Only a partial answer, but will hopefully spur discussion. I ran a heuristic search algorithm that tries to maximize the density over a rectangle of a fixed size with periodic boundary conditions. (Of course, tiling such a rectangle is sufficient to tile the plane, but this excludes any potential aperiodic tilings). The algorithm did recover the 14/15 tiling but did not find any better ones. Two tilings found by the algorithm are shown below, together with their densities. The first one shown is the second-best tiling after the 14/15 one, although it is rather uninteresting in that it it just several copies of that tiling stuck on top of each other, with rows 2 and 3 breaking the pattern. The second one is the best tiling that did not look like an obvious ``rip off" of the 14/15 one, although parts of it still strongly resemble that one.
The algorithm is very simple and I imagine could be improved considerably. Starting from a fixed tiling, it generates a number of new candidate tilings and then updates to the best among the candidate tilings (best in the sense of covering the greatest number of squares). To encourage exploration, there is also a small chance that at any step it will select a random candidate instead. To generate the candidates, I remove up to two randomly-selected tiles, and then try to add in up to two tiles in different locations or in different orientations than the removed tiles.
The real difficulty seems to be how to sample the candidates in a good way.

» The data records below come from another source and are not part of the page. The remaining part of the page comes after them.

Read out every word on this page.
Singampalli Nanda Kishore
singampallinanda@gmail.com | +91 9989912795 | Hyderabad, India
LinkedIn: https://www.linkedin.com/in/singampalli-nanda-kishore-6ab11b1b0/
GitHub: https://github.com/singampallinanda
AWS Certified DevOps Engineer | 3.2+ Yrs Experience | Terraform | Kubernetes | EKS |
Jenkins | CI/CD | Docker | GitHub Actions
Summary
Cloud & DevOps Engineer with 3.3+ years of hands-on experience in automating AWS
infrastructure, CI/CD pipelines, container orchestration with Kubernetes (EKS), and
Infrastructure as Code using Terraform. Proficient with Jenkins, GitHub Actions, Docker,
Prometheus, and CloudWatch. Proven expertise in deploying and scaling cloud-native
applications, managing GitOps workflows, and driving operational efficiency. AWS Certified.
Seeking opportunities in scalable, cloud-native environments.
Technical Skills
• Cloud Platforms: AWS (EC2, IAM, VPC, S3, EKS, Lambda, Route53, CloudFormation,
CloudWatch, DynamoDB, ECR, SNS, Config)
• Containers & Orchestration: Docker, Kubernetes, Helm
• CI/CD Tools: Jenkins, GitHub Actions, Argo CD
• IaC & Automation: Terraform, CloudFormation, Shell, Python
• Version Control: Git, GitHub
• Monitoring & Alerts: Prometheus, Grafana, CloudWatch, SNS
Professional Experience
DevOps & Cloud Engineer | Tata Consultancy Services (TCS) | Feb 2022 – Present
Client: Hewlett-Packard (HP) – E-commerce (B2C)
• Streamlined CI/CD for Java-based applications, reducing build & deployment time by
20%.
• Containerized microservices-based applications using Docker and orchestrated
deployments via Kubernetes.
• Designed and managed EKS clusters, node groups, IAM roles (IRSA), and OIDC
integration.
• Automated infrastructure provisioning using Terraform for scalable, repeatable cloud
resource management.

As far as I can tell the large and irregular shape of the tiles means that there isn't an obvious way to locally modify a tiling to get another tiling. If there were, then I imagine that MCMC (or the heuristic algorithm above) would work quite well. So if you already have a pretty dense tiling, then it will be hard to move to a very dense tiling without some violent transformation of the tiling, making it difficult to explore the space of tilings.